2. Kitchen Sink 2: Complex Fractal Subgraphs

examples/validation_suite/kitchen_sink_agent2.py

This script mirrors the mechanics of the first, but applies it to an intense Code Review Pipeline and tasks a massive model (Qwen2.5-14B) with designing a highly structured AI expansion. It demonstrates:

  1. Strict Adherence: The DynamicNode is supplied specific IDs (security_check, performance_check). The JSON mapped accurately models out a multi-step flow at runtime.
  2. Validator Clearance: The TopologyValidator successfully scans the multi-step JSON for cyclic loops and verifies it contains only authorized LLMNodes before clearing it.
  3. Dict-Merge Tooling: Proves that ToolNode with output_key=None can perform bulk, multi-variable dictionary merging onto the root GraphState smoothly.

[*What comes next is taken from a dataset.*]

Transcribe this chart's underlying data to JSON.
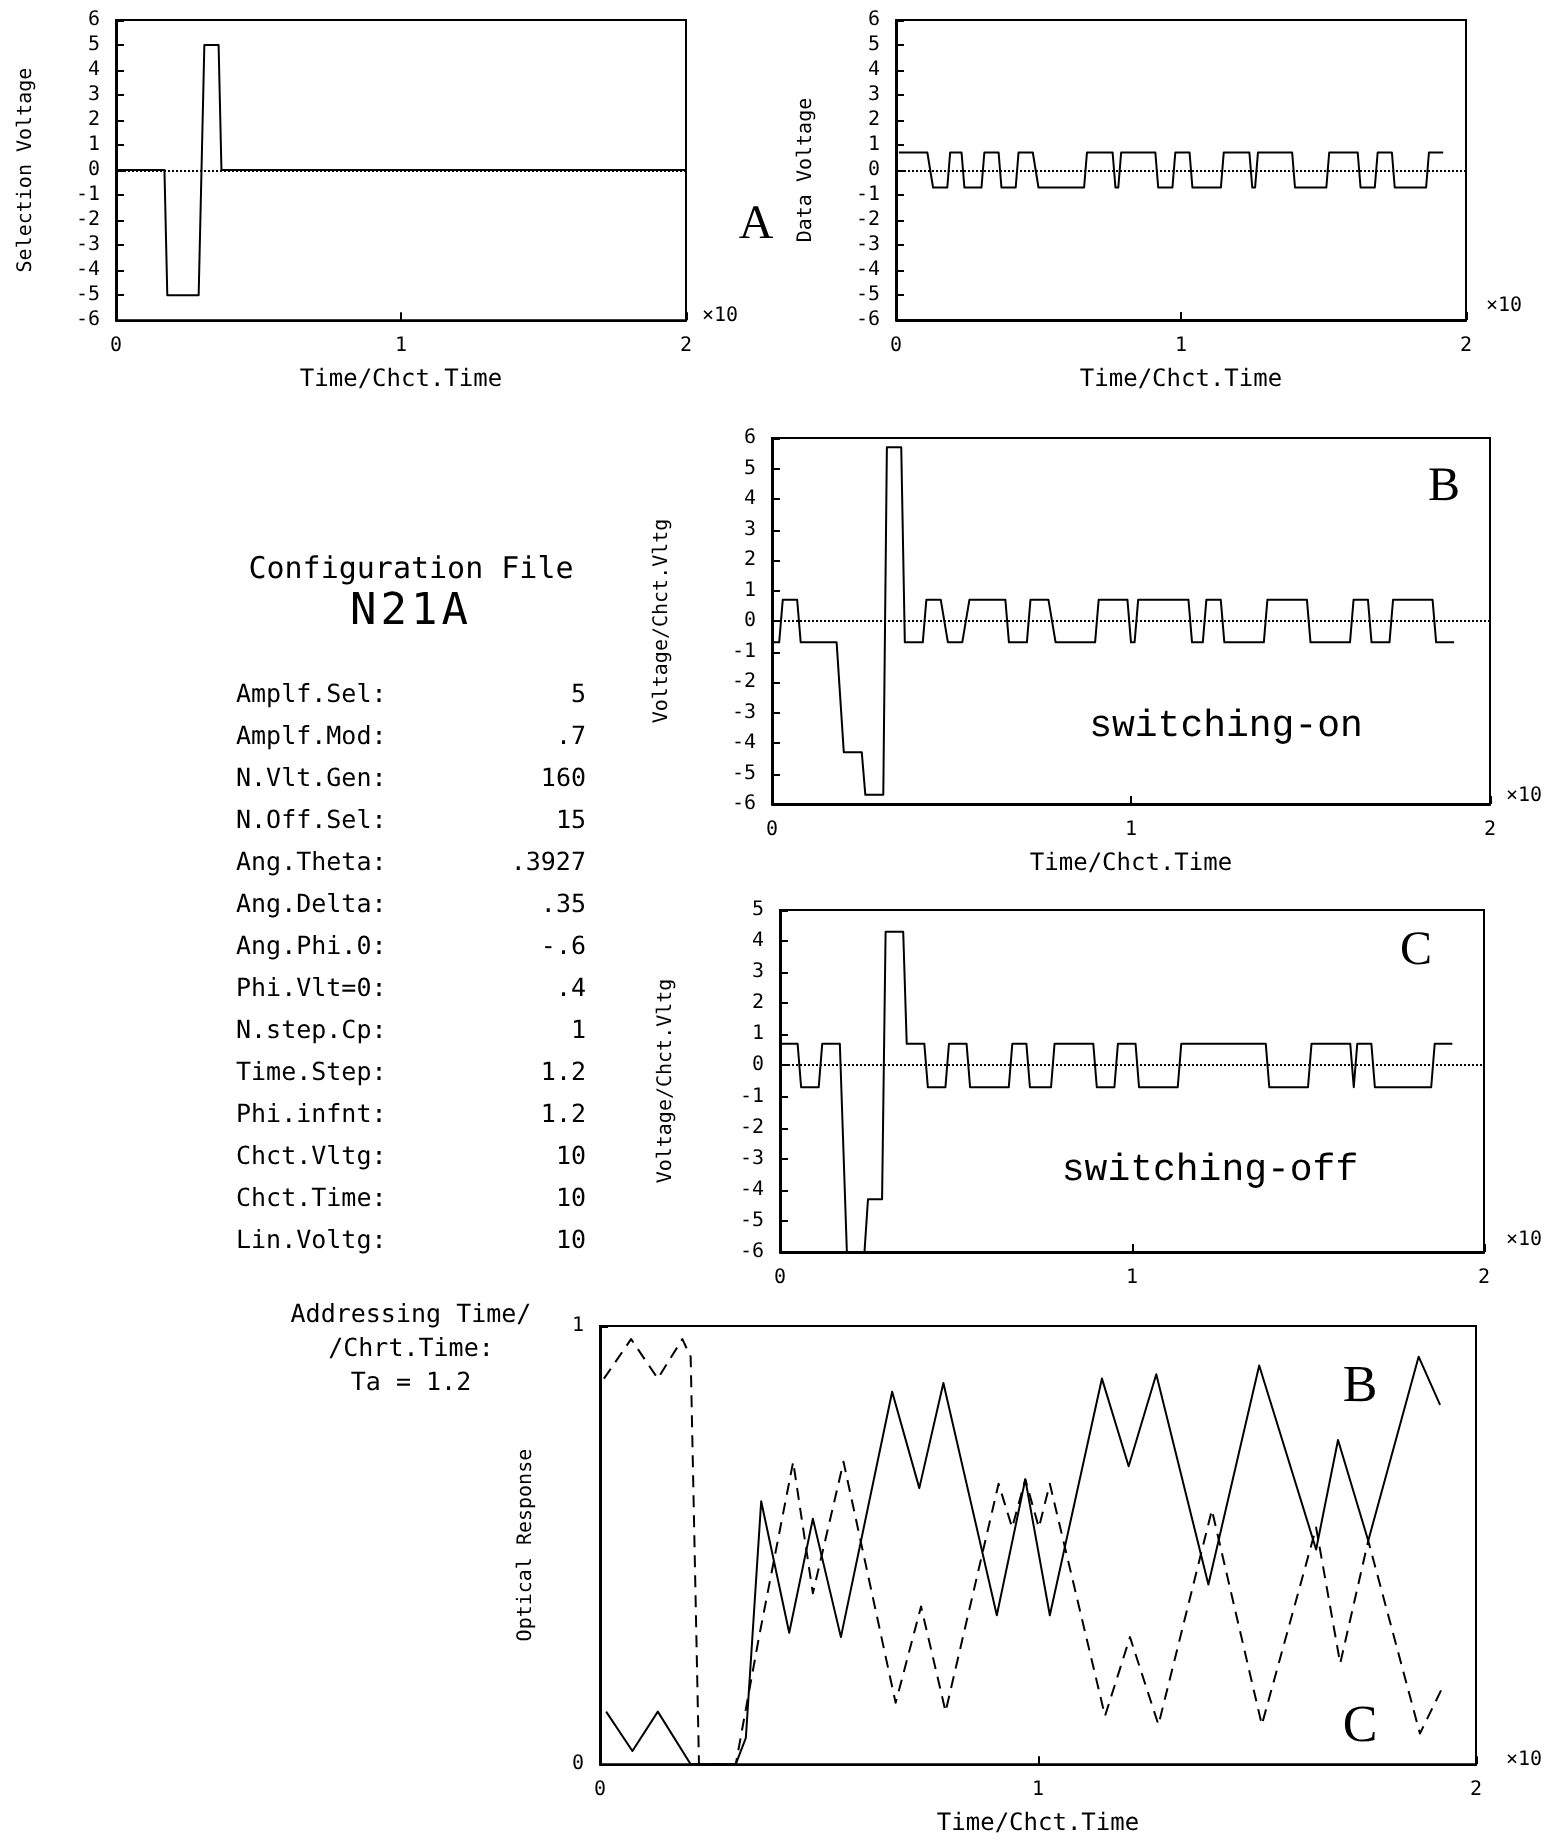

3. Kitchen Sink 3: Adversarial Exertion & Safety Rejection

examples/validation_suite/kitchen_sink_agent3.py

This is the ultimate proof of Lár's framework architecture. It clones the first pipeline but injects a forceful, malicious payload instruction directly into the metacognitive model. It demonstrates:

  1. The Prompt Breach: Informs the DynamicNode AI that it must inject a ToolNode named unauthorized_shell_execution. The LLM precisely generates the hostile graph JSON.
  2. The Interception: The framework refuses to natively interpret the trace object. The TopologyValidator checks the newly planned nodes against its allowed_tools list. Because the AI attempted a privilege escalation, the validator throws a firm interception error.
  3. The Safe Bypass: The DynamicNode instantly catches the validation error securely. Rather than terminating in failure, the state falls cleanly to its predetermined .next_node route, blocking the malicious behavior while allowing the pipeline itself to finish executing the non-affected pathways.

Reproducing the Verification

You can run any of the validation suite files immediately using standard CLI configuration:

# Example running the Kitchen Sink 3 (Adversarial) pipeline
cd lar/
export GOOGLE_API_KEY=YOUR-KEY
# Note: we set SKIP_JURY=1 to bypass manual interactive prompting in CI conditions
SKIP_JURY=1 python3 examples/validation_suite/kitchen_sink_agent3.py

The output trace runs locally in terminal via the LiteLLM SDK without pushing any trace metadata off-soil, creating an airgapped audit-log compliant execution trace locally in the /lar_logs folder.